Sellers in 2020 will grapple with dormant price growth and slowing activity, which will require a greater level of patience and a thoughtful approach to pricing. Entry-level home sellers can expect steady competition for their homes, which will keep prices firm. Upper-tier housing is expected to be softer as properties will likely sit on the market longer, requiring greater incentives to close deals. As the market moves toward a more balanced scenario, sellers who adjust to local market conditions can expect to benefit from continuing demand.
Forecasted key 2020 housing trends
- Millennials expand their domination of the market – Demand from those born between 1981-1997 will reach new highs in 2020 with millennials accounting for more than 50 percent of all mortgages by the spring. Several factors are at play here. In 2020, the largest cohort of millennials – 4.8 million of them – will turn 30, a time when many purchase their first home, while the oldest members of the generation will reach 39, often a point when many look to move from the city to the suburbs for family-friendly amenities. The largest generation in history will consolidate their top spot in mortgage originations and effectively outnumber Gen X and baby boomers combined in their share of purchases.
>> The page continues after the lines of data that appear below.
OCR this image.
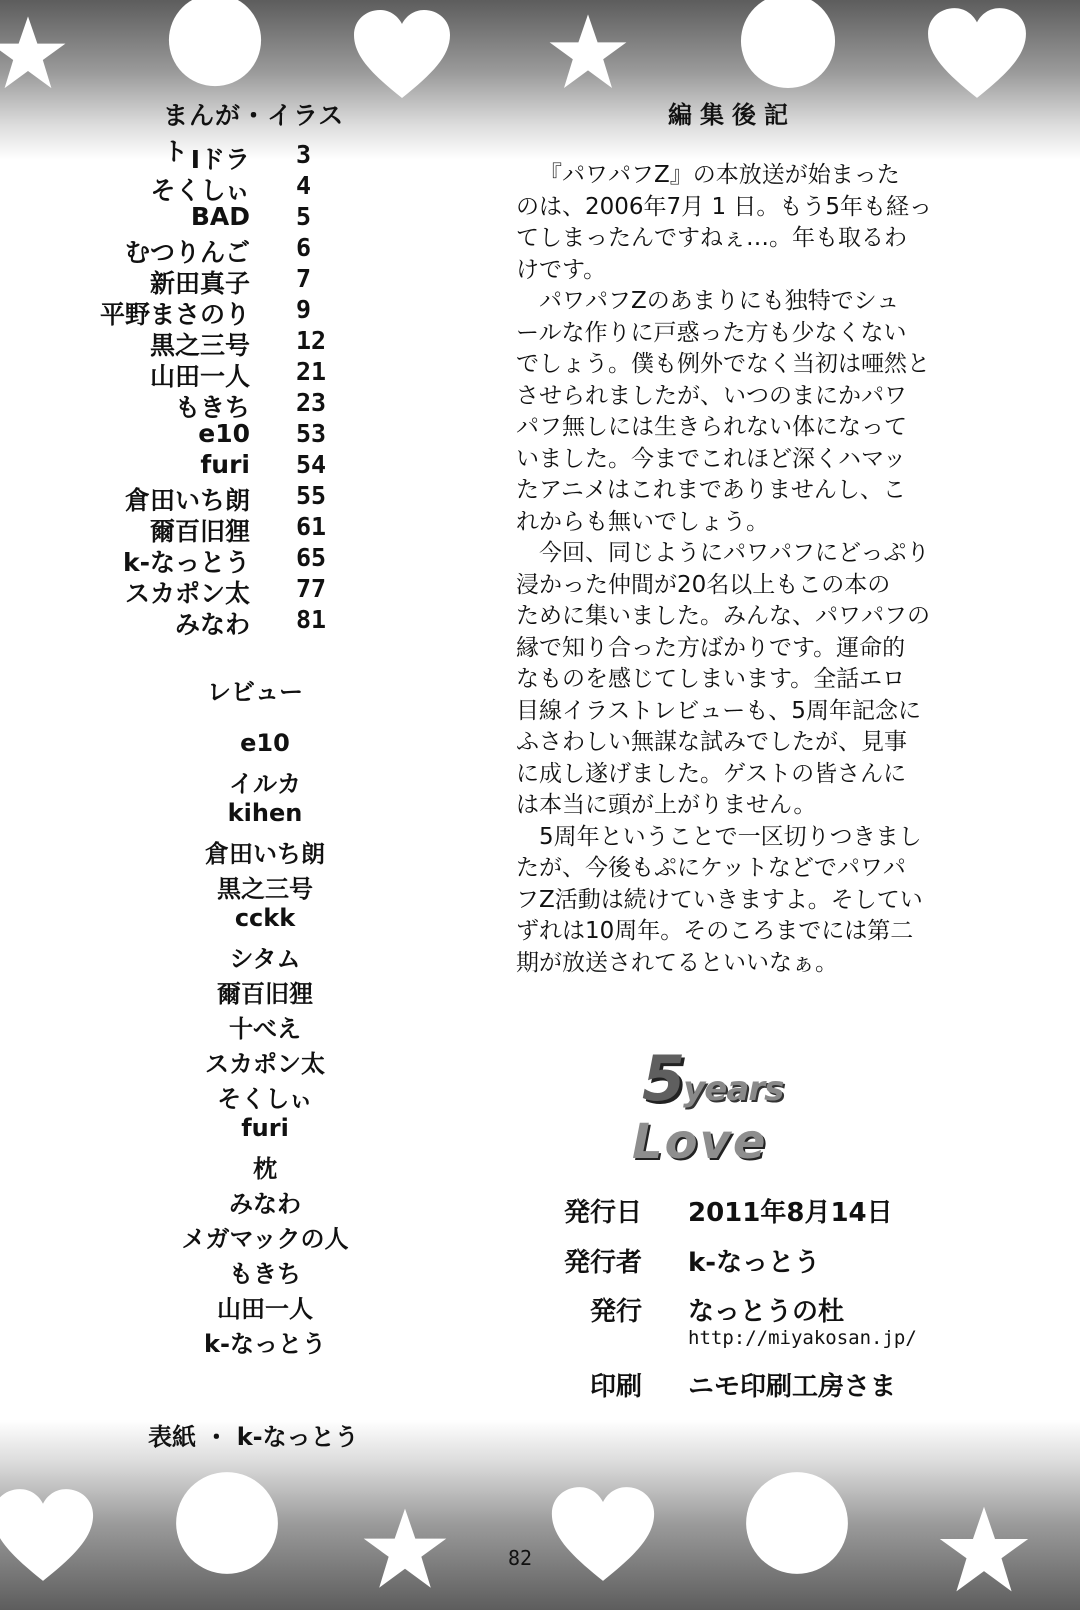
まんが・イラスト Iドラ 3
そくしぃ 4
BAD 5
むつりんご 6
新田真子 7
平野まさのり 9
黒之三号 12
山田一人 21
もきち 23
e10 53
furi 54
倉田いち朗 55
爾百旧狸 61
k-なっとう 65
スカポン太 77
みなわ 81
レビュー
e10
イルカ
kihen
倉田いち朗
黒之三号
cckk
シタム
爾百旧狸
十べえ
スカポン太
そくしぃ
furi
枕
みなわ
メガマックの人
もきち
山田一人
k-なっとう
表紙 ・ k-なっとう
編集後記

『パワパフZ』の本放送が始まった
のは、2006年7月 1 日。もう5年も経っ
てしまったんですねぇ…。年も取るわ
けです。

パワパフZのあまりにも独特でシュ
ールな作りに戸惑った方も少なくない
でしょう。僕も例外でなく当初は唖然と
させられましたが、いつのまにかパワ
パフ無しには生きられない体になって
いました。今までこれほど深くハマッ
たアニメはこれまでありませんし、こ
れからも無いでしょう。

今回、同じようにパワパフにどっぷり
浸かった仲間が20名以上もこの本の
ために集いました。みんな、パワパフの
縁で知り合った方ばかりです。運命的
なものを感じてしまいます。全話エロ
目線イラストレビューも、5周年記念に
ふさわしい無謀な試みでしたが、見事
に成し遂げました。ゲストの皆さんに
は本当に頭が上がりません。

5周年ということで一区切りつきまし
たが、今後もぷにケットなどでパワパ
フZ活動は続けていきますよ。そしてい
ずれは10周年。そのころまでには第二
期が放送されてるといいなぁ。

5years
Love
発行日 2011年8月14日
発行者 k-なっとう
発行 なっとうの杜
http://miyakosan.jp/
印刷 ニモ印刷工房さま
82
- Growing economic uncertainty – Although a recession isn’t likely in 2020, the economy will show signs of softening. The pullback in business spending is expected to lead to a slowdown in consumer spending. Housing remains the largest single consumer expense, making home-buying activity a major contributor to the U.S. economy and a bellwether for economic expectations. Rising uncertainty about the economic outlook will dampen consumer enthusiasm about spending, leading to a decline in sales and an increase in homeowners’ tenure
- Low inventory – Despite increases in new construction, next year will once again fail to bring a solution to the inventory shortage that has plagued the housing market since 2015. Inventory could reach a historic low as a steady flow of demand, especially for entry level homes, and declining seller sentiment combine to keep a lid on sales transactions. With housing prices expected to stabilize and concern over economic uncertainty, there will be little incentive for baby boomers to sell in the coming year. The younger Gen X is more likely to upsize and free up entry level homes, but not fast enough to ease inventory woes.
- Affordability brings secondary markets to the center stage – As buyers are priced out of suburban environments near large metropolitan areas, they will begin searching for family-friendly lifestyles in other metros or across state lines. Cities in Arizona, Nevada and Texas will continue to benefit from shoppers looking for more affordable alternatives to California. Meanwhile, home seekers from expensive Northeast markets will find the warmer options in the Carolinas, Georgia and Florida attractive. Midwest markets will become more attractive, as buyers will find the affordable housing and solid, diversified economies of Ohio, Indiana and Kansas compelling.
- Election will be 2020 wild card – Along with the presidential election, there will be candidates running for 35 of the 100 seats in the U.S. Senate, along with 435 seats in the House of Representatives. The 2020 elections will be closely watched by consumers and businesses for indications of potential changes. Although the outcome of the presidential election is not directly tied to the performance of the housing market, business optimism and investments, along with consumer confidence and spending do influence economic output, and can also influence housing activity. Looking at housing trends over the past three decades, the pace of sales, price and inventory are intertwined with economic performance – employment, wages, and interest rates.